Totally there were no differences between right and left side regarding lower mandibular permanent teeth (Table 1, 2). The intermediate prevalence of two root canals in Mecca population may be due to diversity of its population and may be due to special characteristics of Mecca population that different races had inter-married and stayed there due to the holy nature of Makkah to all Muslim population. The findings of the present study showed that, Vertucci’s Type I is the most prevalent type (89.8% for canine, 77.7% for lateral and 81.7 for central incisor) followed by type III (6.6% for #3, 18.6% for #2 and 15.9% for #1) , type II (0.4% for #3, 2.7% for #2 and 1.2% for #1) and type V (2.9% for #3, 0.8% for #2 and 0.5% for #1).Thes findings were agreed with the results obtained by numerous researches showed that Vertucci’s type I is the most prevalent type (32-34).

It has shown that, among double root canals, Vertucci's type III was the most prevalent for mandibular anterior teeth (12). The highest prevalence of the various types of canals associated with Vertucci's classification were types I, III, II and V which differe than that obtained by Sobhani et al. who reported that, the prevalence was types I, II, IV, III and V, respectively (27). The present findings showed that, Vertucci's type III has the highest prevalence as a two canaled mandibular incisors and this not agreed with results reported by Altunsoy et al where they found Vertucci's type V had the highest prevalence in double root canals (32). Another study showed that the highest prevalence was the type's I, II, III, and IV, respectively reported by Rahimi et al. (4). The prevalence of Vertucci's types were I, III, V, respectively reported by Silva et al. (35). These differences may be due to different ethnicity of the participants. The present results indicated that, the endodontists should take care during treatment of lateral and/or central incisors as there were significant differences between male and female (p=0.003 and p=0.013). Also, the results indicated that, there were no specific precautions during treating right or left side either for male or male as there were no significant differences among them (table 4).
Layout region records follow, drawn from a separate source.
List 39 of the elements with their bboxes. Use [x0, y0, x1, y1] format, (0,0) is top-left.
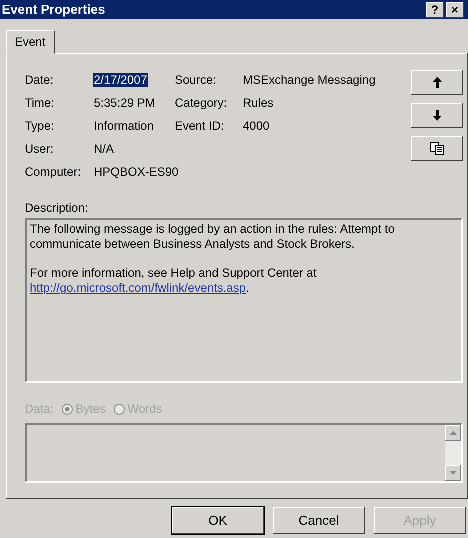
field-value: MSExchange Messaging: [242, 73, 377, 87]
description-label: Description:: [25, 201, 90, 215]
field-label: Date:: [25, 72, 55, 88]
window-title: Event Properties: [2, 2, 106, 17]
close-button[interactable]: ×: [446, 2, 464, 18]
description-box[interactable]: [25, 218, 463, 383]
data-box[interactable]: [25, 423, 463, 483]
field-label: Time:: [25, 95, 56, 111]
field-value: 2/17/2007: [93, 73, 148, 87]
up-arrow-icon: [432, 77, 442, 88]
description-text: The following message is logged by an action in the rules: Attempt to communicate between Business Analysts and Stock Brokers.: [30, 222, 396, 252]
ok-button[interactable]: OK: [172, 507, 264, 534]
down-triangle-icon: [450, 471, 456, 475]
field-label: Computer:: [25, 164, 82, 180]
previous-button[interactable]: [411, 70, 463, 95]
field-label: Source:: [175, 72, 218, 88]
field-label: User:: [25, 141, 55, 157]
field-value: 5:35:29 PM: [93, 96, 156, 110]
copy-icon: [430, 142, 444, 155]
field-value: 4000: [242, 119, 271, 133]
down-arrow-icon: [432, 110, 442, 121]
scroll-up-button[interactable]: [445, 425, 461, 441]
description-text: For more information, see Help and Support Center at http://go.microsoft.com/fwlink/events.asp.: [30, 266, 318, 296]
field-value: Information: [93, 119, 156, 133]
copy-button[interactable]: [411, 136, 463, 161]
help-link[interactable]: http://go.microsoft.com/fwlink/events.asp: [30, 281, 246, 295]
scrollbar[interactable]: [445, 425, 461, 481]
tab[interactable]: Event: [6, 30, 55, 54]
next-button[interactable]: [411, 103, 463, 128]
scroll-down-button[interactable]: [445, 465, 461, 481]
field-value: N/A: [93, 142, 116, 156]
field-value: Rules: [242, 96, 275, 110]
field-label: Category:: [175, 95, 228, 111]
field-label: Event ID:: [175, 118, 226, 134]
help-button[interactable]: ?: [426, 2, 444, 18]
up-triangle-icon: [450, 431, 456, 435]
field-value: HPQBOX-ES90: [93, 165, 180, 179]
cancel-button[interactable]: Cancel: [273, 507, 365, 534]
field-label: Type:: [25, 118, 56, 134]
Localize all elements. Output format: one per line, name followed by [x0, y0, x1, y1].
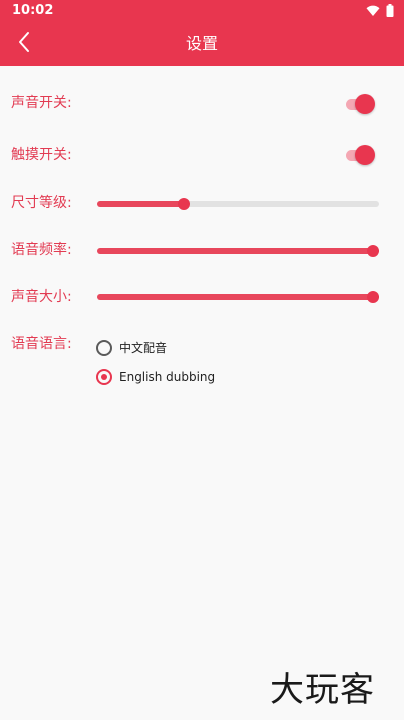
voice-rate-knob[interactable]: [367, 245, 379, 257]
wifi-icon: [366, 2, 380, 21]
sound-switch-label: 声音开关:: [11, 95, 72, 111]
sound-switch-toggle[interactable]: [346, 94, 375, 114]
app-bar: 设置: [0, 22, 404, 66]
status-time: 10:02: [12, 3, 54, 18]
size-level-slider[interactable]: [97, 196, 379, 210]
status-icons: [366, 2, 394, 21]
radio-option-english[interactable]: English dubbing: [96, 367, 215, 387]
radio-label-english: English dubbing: [119, 370, 216, 384]
status-bar: 10:02: [0, 0, 404, 22]
battery-icon: [386, 2, 394, 21]
volume-fill: [97, 294, 379, 300]
chevron-left-icon: [17, 31, 31, 57]
radio-circle-english[interactable]: [96, 369, 112, 385]
radio-label-chinese: 中文配音: [119, 341, 168, 355]
volume-knob[interactable]: [367, 291, 379, 303]
page-title: 设置: [185, 34, 218, 53]
touch-switch-toggle[interactable]: [346, 145, 375, 165]
radio-circle-chinese[interactable]: [96, 340, 112, 356]
watermark-logo: 大玩客: [270, 670, 375, 710]
touch-switch-thumb: [355, 145, 375, 165]
radio-option-chinese[interactable]: 中文配音: [96, 338, 167, 358]
size-level-label: 尺寸等级:: [11, 195, 72, 211]
sound-switch-thumb: [355, 94, 375, 114]
voice-language-label: 语音语言:: [11, 336, 72, 352]
touch-switch-label: 触摸开关:: [11, 147, 72, 163]
voice-rate-label: 语音频率:: [11, 242, 72, 258]
size-level-fill: [97, 201, 185, 207]
back-button[interactable]: [8, 28, 40, 60]
voice-rate-slider[interactable]: [97, 243, 379, 257]
size-level-knob[interactable]: [178, 198, 191, 210]
settings-screen: 10:02 设置 声音开关: 触摸开关: 尺寸等级: 语音频率: 声音大小: 语…: [0, 0, 404, 720]
settings-content: 声音开关: 触摸开关: 尺寸等级: 语音频率: 声音大小: 语音语言: 中文配音…: [0, 66, 404, 720]
volume-label: 声音大小:: [11, 289, 72, 305]
voice-rate-fill: [97, 248, 379, 254]
volume-slider[interactable]: [97, 289, 379, 303]
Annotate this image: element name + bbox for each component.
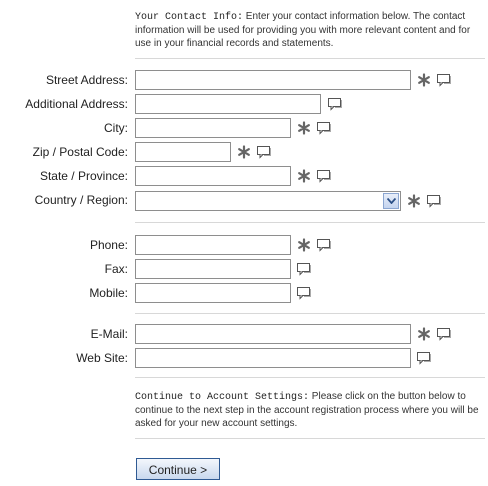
phone-field[interactable] (135, 235, 291, 255)
speech-bubble-icon[interactable] (426, 194, 442, 208)
speech-bubble-icon[interactable] (327, 97, 343, 111)
website-field[interactable] (135, 348, 411, 368)
speech-bubble-icon[interactable] (296, 286, 312, 300)
speech-bubble-icon[interactable] (436, 327, 452, 341)
phone-label: Phone: (89, 238, 128, 252)
speech-bubble-icon[interactable] (316, 121, 332, 135)
contact-info-intro: Your Contact Info: Enter your contact in… (135, 10, 485, 50)
additional-address-label: Additional Address: (25, 97, 128, 111)
dropdown-arrow-button[interactable] (383, 193, 399, 209)
divider (135, 438, 485, 439)
divider (135, 313, 485, 314)
divider (135, 377, 485, 378)
asterisk-icon (298, 121, 310, 135)
asterisk-icon (298, 169, 310, 183)
state-province-field[interactable] (135, 166, 291, 186)
fax-label: Fax: (104, 262, 128, 276)
email-label: E-Mail: (90, 327, 128, 341)
country-region-label: Country / Region: (34, 193, 128, 207)
zip-postal-code-label: Zip / Postal Code: (32, 145, 128, 159)
country-region-select[interactable] (135, 191, 401, 211)
fax-field[interactable] (135, 259, 291, 279)
divider (135, 222, 485, 223)
street-address-field[interactable] (135, 70, 411, 90)
speech-bubble-icon[interactable] (316, 169, 332, 183)
divider (135, 58, 485, 59)
additional-address-field[interactable] (135, 94, 321, 114)
speech-bubble-icon[interactable] (436, 73, 452, 87)
speech-bubble-icon[interactable] (316, 238, 332, 252)
speech-bubble-icon[interactable] (416, 351, 432, 365)
speech-bubble-icon[interactable] (296, 262, 312, 276)
mobile-label: Mobile: (89, 286, 128, 300)
continue-info-title: Continue to Account Settings: (135, 392, 310, 403)
mobile-field[interactable] (135, 283, 291, 303)
contact-info-title: Your Contact Info: (135, 12, 244, 23)
continue-button[interactable]: Continue > (136, 458, 220, 480)
continue-info: Continue to Account Settings: Please cli… (135, 390, 485, 430)
city-field[interactable] (135, 118, 291, 138)
asterisk-icon (298, 238, 310, 252)
chevron-down-icon (387, 198, 396, 204)
speech-bubble-icon[interactable] (256, 145, 272, 159)
state-province-label: State / Province: (39, 169, 128, 183)
email-field[interactable] (135, 324, 411, 344)
zip-postal-code-field[interactable] (135, 142, 231, 162)
city-label: City: (104, 121, 128, 135)
website-label: Web Site: (76, 351, 128, 365)
asterisk-icon (418, 73, 430, 87)
street-address-label: Street Address: (45, 73, 128, 87)
asterisk-icon (408, 194, 420, 208)
asterisk-icon (238, 145, 250, 159)
asterisk-icon (418, 327, 430, 341)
CBCT has limitations like image artifact and, it is sensitive to technique errors, so it needs special training for interpretation. Moreover, CBCT is not a substitution for periapical, bitewing, and panoramic x-rays it is used only for a particular diagnosis. There is a restricted usage of CBCT in endodontics for the evaluation of complex root canal morphology, root resorption, and related conditions (17).

Conclusion

Type I Vertucci’s classification was the most common configuration in all mandibular anterior teeth. Type IV and VII Vertucci canal configuration were the least prevalent type in canine. Type IV, VI and VII were the least prevalent in lateral incisor. Type IV, V and VII were the least prevalent in mandibular central incisors. The presence of the second canal and Type III Vertucci’s classification was relatively high in mandibular lateral and central incisors so more attention should be given for these teeth during endodontic treatment. The Prevalence of the second canal in mandibular right and left canines was the lowest, and mandibular right and left lateral incisors was the highest. The configuration of double

rooted lateral and central incisors is significantly differed in males than females.

Disclosure

Statement

The authors declare no conflict of interest.

Funding

None

Ethical consideration

Ethical approval was obtained from Umm Al-Qura University institutional review board with approval number: Ref #161-19.

Author contribution

All authors contributed to conceptualizing, data collecting, image interpretation, data drafting and filtration and final writing of the manuscript.